El Plan de Residuos considera que el principal problema es el tráfico irregular de chatarra y piezas de coches hacia Marruecos. La Consejería de Medio Ambiente pretender incrementar la lucha contra los desguaces ilegales de vehículos en los próximos años. Así se indica en el Plan de Residuos, al que ha tenido acceso este periódico y que apunta que uno de los principales problemas para el tratamiento de los coches fuera de funcionamiento es el tráfico ilegal de chatarra y piezas hacia Marruecos.
El documento plantea normalizar esta situación de cara al 2016. En el texto se identifican dos elementos como principales escollos. En primer lugar, que un alto porcentaje de vehículos llega ya desguazado al Centro de Almacenamiento Temporal que hay en Melilla, lo cual impide su adecuado tratamiento y muestra la presencia de un sector clandestino de desguazadores. En segundo término, desde la Ciudad Autónoma apuntan que desconocen el número exacto de vehículos que terminan su vida útil en Melilla.
El proceso que debe seguir un vehículo fuera de uso es su traslado al centro de almacenamiento para su posterior descontaminación, desmontaje, prensado y fragmentación. Los residuos que pueden ser destruidos en la Planta Incineradora se llevan allí, mientras que el resto son trasladados a la península para su tratamiento, manteniéndose el tiempo que están en el almacén de la Ciudad Autónoma tal y como establece la normativa en cuanto a almacenaje, manipulación, envase y etiquetado.

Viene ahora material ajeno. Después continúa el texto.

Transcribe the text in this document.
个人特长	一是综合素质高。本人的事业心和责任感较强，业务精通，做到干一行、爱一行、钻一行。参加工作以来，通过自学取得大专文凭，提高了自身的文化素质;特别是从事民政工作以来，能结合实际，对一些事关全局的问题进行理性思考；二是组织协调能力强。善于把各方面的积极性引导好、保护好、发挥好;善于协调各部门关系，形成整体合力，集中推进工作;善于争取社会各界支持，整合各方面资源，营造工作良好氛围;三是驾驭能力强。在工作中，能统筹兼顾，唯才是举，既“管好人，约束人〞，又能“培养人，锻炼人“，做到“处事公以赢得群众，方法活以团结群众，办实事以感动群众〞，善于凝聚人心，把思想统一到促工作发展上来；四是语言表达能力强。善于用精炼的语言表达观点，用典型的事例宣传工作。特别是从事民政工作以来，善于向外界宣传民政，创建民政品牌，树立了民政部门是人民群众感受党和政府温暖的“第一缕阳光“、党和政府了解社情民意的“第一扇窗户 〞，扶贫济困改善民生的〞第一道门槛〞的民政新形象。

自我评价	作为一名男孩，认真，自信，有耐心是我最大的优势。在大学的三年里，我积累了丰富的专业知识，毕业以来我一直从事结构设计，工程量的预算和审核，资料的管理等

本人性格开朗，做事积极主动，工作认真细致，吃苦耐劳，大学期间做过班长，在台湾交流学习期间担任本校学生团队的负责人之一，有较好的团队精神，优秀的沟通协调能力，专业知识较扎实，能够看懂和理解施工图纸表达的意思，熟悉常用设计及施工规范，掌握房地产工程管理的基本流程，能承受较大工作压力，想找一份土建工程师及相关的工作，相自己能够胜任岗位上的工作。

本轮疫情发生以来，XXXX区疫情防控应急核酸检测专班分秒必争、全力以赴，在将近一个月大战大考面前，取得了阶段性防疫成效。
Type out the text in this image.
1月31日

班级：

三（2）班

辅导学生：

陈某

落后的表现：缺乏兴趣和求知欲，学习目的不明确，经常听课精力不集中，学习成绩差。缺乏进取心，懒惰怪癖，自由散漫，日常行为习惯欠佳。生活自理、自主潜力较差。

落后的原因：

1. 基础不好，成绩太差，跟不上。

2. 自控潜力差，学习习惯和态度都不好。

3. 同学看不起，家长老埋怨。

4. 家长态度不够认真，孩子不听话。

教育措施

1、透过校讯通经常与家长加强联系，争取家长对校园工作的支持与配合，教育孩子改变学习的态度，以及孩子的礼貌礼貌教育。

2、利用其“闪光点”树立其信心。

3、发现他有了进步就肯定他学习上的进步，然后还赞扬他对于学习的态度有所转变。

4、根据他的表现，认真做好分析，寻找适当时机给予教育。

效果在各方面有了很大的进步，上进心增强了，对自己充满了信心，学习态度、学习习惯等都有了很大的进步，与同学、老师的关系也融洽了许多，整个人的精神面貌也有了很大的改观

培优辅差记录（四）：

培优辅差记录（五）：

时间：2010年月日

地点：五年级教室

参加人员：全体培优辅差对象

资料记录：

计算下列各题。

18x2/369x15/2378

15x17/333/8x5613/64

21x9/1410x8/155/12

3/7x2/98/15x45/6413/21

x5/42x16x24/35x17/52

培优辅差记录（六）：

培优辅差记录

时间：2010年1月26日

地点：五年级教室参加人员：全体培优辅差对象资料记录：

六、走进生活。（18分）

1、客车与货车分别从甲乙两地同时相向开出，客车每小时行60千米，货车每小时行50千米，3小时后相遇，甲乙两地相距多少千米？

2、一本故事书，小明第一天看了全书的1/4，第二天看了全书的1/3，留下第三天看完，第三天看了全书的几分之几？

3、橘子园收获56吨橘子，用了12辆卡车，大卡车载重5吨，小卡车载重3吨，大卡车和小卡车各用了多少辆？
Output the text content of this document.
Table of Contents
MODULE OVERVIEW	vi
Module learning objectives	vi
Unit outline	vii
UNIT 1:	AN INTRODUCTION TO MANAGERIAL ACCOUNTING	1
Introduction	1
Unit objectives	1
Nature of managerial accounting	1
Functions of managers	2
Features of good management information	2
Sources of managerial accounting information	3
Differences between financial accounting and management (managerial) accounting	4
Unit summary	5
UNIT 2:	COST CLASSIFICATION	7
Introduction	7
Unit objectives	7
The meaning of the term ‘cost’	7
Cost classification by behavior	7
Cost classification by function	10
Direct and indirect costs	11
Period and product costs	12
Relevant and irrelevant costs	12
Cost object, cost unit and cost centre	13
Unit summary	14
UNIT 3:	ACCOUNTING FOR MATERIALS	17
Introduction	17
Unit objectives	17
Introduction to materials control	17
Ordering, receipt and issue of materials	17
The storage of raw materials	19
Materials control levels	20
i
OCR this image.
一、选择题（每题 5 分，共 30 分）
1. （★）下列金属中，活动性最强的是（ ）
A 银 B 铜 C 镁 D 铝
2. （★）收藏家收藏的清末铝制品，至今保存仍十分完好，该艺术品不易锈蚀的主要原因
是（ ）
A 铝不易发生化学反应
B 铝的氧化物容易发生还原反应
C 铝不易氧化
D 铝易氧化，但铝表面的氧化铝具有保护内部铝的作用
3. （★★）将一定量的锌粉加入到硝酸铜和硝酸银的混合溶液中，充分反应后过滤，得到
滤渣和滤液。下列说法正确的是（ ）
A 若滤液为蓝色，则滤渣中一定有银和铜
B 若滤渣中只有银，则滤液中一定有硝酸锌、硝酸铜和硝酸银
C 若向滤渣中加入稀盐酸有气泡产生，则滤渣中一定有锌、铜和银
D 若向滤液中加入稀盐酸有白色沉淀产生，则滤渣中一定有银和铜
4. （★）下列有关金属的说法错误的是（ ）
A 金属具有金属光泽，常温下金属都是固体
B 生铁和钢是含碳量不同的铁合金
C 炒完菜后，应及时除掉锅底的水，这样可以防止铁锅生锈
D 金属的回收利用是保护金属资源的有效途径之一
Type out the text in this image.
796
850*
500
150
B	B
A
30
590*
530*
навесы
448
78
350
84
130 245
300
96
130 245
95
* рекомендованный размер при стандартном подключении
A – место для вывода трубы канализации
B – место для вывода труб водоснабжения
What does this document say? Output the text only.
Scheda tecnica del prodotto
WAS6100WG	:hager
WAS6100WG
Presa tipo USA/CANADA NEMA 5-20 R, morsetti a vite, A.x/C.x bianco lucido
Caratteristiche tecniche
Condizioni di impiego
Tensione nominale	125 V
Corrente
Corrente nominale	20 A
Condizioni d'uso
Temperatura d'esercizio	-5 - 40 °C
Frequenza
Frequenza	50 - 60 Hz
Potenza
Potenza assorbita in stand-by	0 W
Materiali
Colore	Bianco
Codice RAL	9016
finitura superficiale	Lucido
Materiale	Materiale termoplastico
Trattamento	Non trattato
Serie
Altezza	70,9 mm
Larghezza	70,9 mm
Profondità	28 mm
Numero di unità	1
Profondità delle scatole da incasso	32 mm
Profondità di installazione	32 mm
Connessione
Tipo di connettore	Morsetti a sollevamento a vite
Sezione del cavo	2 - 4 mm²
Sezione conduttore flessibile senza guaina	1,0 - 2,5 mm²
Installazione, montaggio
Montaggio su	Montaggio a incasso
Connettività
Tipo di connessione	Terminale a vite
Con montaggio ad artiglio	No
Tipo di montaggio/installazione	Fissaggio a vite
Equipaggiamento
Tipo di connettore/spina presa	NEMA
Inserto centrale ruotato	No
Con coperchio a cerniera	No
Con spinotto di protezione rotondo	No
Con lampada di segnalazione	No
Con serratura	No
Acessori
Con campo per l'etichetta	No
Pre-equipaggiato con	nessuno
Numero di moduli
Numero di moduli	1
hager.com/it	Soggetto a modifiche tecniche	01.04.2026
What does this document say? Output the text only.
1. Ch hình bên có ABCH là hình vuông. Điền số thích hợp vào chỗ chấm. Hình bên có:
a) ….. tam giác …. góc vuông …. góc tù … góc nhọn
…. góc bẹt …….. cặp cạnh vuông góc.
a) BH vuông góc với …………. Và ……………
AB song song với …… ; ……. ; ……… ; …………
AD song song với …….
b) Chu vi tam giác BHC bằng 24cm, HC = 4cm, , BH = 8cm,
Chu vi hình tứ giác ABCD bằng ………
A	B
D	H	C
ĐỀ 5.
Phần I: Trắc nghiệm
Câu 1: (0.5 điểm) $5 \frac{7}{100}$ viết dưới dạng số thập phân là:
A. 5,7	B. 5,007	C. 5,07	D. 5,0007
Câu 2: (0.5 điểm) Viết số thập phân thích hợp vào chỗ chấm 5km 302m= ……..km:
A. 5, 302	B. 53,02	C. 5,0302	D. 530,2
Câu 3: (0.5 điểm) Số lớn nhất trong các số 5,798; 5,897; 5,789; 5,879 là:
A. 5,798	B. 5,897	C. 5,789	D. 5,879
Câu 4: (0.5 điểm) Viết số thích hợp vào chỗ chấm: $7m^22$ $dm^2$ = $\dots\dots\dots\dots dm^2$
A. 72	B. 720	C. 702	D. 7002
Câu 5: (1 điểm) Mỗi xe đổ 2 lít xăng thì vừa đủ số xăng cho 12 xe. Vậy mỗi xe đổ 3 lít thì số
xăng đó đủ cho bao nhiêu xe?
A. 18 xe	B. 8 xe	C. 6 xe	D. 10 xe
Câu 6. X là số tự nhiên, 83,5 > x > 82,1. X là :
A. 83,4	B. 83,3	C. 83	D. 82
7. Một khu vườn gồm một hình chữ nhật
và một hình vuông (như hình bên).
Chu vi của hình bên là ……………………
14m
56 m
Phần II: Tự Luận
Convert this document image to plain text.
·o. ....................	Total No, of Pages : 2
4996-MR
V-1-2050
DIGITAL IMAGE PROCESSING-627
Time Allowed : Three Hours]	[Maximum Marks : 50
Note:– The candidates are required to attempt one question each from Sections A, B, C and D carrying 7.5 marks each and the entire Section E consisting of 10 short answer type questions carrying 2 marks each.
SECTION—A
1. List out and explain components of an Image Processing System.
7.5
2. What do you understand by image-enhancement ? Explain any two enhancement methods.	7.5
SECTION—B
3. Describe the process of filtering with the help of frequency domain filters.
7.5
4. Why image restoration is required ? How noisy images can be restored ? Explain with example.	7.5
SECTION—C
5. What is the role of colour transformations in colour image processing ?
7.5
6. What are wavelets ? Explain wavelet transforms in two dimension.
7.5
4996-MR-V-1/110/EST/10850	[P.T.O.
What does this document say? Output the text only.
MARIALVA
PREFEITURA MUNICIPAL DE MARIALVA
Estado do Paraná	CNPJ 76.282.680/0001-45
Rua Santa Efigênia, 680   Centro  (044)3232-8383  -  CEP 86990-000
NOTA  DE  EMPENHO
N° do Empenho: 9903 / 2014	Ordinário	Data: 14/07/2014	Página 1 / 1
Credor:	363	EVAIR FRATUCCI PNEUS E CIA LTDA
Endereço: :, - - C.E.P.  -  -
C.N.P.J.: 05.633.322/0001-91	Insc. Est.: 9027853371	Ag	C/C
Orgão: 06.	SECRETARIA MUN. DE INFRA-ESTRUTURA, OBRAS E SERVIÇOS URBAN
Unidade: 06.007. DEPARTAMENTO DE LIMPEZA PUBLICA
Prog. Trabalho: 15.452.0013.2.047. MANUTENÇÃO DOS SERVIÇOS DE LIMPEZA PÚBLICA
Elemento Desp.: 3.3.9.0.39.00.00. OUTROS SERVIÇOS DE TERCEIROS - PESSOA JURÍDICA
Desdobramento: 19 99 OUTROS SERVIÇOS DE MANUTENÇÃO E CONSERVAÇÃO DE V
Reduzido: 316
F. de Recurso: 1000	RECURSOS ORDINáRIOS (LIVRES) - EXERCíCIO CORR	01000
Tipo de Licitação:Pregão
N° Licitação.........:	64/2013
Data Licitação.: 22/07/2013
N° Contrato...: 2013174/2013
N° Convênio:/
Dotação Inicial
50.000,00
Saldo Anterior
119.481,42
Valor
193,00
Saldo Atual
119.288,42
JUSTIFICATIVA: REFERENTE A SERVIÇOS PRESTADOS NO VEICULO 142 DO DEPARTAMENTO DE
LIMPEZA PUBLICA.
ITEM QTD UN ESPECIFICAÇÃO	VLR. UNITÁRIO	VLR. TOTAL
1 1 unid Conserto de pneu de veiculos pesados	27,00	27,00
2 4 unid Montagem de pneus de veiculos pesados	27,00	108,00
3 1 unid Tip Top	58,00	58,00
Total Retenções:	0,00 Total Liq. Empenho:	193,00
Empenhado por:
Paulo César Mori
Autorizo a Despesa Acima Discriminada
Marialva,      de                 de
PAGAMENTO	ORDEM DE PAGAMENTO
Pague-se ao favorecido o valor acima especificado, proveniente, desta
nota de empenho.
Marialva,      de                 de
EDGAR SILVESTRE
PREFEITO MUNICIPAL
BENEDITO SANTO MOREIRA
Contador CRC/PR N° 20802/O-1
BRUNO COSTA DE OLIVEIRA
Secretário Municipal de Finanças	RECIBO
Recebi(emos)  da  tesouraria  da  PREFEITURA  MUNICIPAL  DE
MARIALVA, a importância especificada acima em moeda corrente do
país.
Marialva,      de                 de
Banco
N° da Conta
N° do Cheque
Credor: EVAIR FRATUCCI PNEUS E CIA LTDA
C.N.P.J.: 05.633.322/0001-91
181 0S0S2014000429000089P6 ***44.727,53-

El plan apunta que muy pocos coches reciben el adecuado tratamiento debido al trabajo clandestino de chatarreros y desguazadores no autorizados para esa actividad e insiste en que el principal problema en esta área es la proximidad con la frontera de Marruecos, lo que supone un elevado tránsito irregular diario de mercancía de un país a otro, sobre todo lo que se refiere a chatarra y material de segunda mano de vehículos fuera de uso.
“Estamos ante un diagnóstico malo para los residuos de vehículos. Una parte importante de los materiales de éstos no llegan adecuadamente al centro de almacenamiento, entrando en una cadena ilegal de desguace y siendo el final de muchos de ellos el vecino país de Marruecos. Se trata de una exportación ilegal de un país miembro de la Unión Europea (UE) a un tercero donde se pierde el control sobre el tratamiento ecológico”, alerta el Plan de Gestión de Residuos.
Sanciones más duras
El texto plantea la normalización de esta situación en el plazo de tres años. Como principal medida para conseguirlo propone un endurecimiento de las sanciones, así como la retirada de aquellos vehículos que estén abandonados en las calles para su correcto tratamiento.
“Sería propicia una campaña informativa de al menos tres meses que dé a conocer la ilegalidad de estos comportamientos, así como imponer fuertes sanciones de hasta 3.000 euros para los desguaces no autorizados y para los propietarios de los vehículos. La campaña deberá repetirse anualmente hasta alcanzar la situación deseada”, sugieren en el texto.
Como medida adicional se recomienda instalar en el Centro de Almacenaje Temporal una superficie suficientemente amplia para el traslado de aquellos vehículos cuyo aspecto indique que están abandonados. En la misma línea, el plan apunta que sería conveniente estudiar un sistema de recuperación y gestión de las piezas de recambio. Éstas deberían ser recogidas siguiendo los mismos criterios ecológicos que los propios vehículos y ser sometidas a los controles de calidad de la UE, abriendo la posibilidad de subastarlos a licitadores legales.
Con estas medidas se espera extrapolar a la ciudad autónoma la media nacional de tratamiento de vehículos abandonados para el año 2016. El diagnóstico a día de hoy es “malo”, según apunta el informe de Medio Ambiente, pero se muestra optimista de cara a mejorarlo a medio plazo.